There are also other weaknesses this model face. Firstly, the machine learning model is only trained using earnings per share, and earnings transcript data (e.g. sentiment, prose, and text complexity) which means it doesn’t consider other elements that may impact the price movement of a stock such as press-releases, annual/quarterly reports, economic news, momentum of the stock.
Furthermore, since I’m analysing based on qualitative data (i.e. earnings transcripts instead of quantitative data such as moving average, relative strength index etc.) this may mean the model cannot give a precise quantitative percentage estimation. In addition the features I extracted from earnings transcript at this stage may not be very useful to feed into a LSTM network as stated before, which means finding new ways to feature engineering will benefit the accuracy significantly.
The model may improve by including some of the specification points I didn’t meet, such as the ability to read financial statements and spot irregularities with past statements (e.g. spotting new footnotes, and new risk factors in 10K and 10Qs).
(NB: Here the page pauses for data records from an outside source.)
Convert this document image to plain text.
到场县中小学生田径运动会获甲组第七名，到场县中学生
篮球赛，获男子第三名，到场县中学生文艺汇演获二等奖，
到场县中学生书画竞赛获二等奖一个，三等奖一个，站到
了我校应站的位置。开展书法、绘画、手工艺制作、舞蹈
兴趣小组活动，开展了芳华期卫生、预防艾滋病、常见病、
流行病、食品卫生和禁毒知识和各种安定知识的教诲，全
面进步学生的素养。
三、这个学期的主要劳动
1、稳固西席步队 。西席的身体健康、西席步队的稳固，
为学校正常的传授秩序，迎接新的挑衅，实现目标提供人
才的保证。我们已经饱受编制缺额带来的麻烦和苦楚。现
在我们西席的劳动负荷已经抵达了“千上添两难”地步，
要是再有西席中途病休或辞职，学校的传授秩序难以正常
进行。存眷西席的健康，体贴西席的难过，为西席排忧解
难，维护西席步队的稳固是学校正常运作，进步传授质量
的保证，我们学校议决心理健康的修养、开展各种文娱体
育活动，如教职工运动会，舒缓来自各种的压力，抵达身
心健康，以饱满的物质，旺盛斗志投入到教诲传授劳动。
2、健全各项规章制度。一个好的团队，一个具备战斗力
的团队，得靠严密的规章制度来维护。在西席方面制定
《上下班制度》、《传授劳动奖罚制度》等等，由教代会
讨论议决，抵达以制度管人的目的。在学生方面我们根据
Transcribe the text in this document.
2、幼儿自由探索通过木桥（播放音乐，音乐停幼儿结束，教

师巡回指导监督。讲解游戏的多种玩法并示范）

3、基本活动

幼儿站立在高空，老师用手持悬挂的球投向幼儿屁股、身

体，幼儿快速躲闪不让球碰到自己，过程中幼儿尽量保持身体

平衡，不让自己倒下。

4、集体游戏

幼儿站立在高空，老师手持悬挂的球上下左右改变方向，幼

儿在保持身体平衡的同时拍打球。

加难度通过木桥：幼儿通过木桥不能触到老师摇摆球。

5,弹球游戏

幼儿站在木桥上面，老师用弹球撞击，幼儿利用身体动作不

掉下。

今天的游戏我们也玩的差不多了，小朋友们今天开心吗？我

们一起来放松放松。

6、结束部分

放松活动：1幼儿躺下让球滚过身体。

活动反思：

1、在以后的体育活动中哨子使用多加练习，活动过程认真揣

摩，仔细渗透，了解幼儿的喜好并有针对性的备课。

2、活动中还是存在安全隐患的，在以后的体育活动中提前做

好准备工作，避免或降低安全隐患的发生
To do this, I need to find a reliable API that provides this information. Another improvement is to include the general sentiments of retail investors towards a specific stock (and measure its changes over time) by scraping content from Twitter, Reddit, and StockTwits.
Nonetheless, at present, using a binary classification model, an effective strategy is to go long on shares predicted to overperform (e.g. labelled bin1); and to short those labelled (e.g. labelled bin2). If I was given more time, I would also feature extraction all stocks and evaluate which sector presents the highest accuracies. Another improvement is to handle feature extraction differently for each sector, for example, for the tech sector, we can add custom features such as emphathising “growth rate” in the analysis, whereas for banks, we can emphathise “balance sheet” or “interest rate”. Furthermore, we can perhaps avoid data imbalances using methods such as over/under-sampling, or by using a classification model that features a weighted loss function.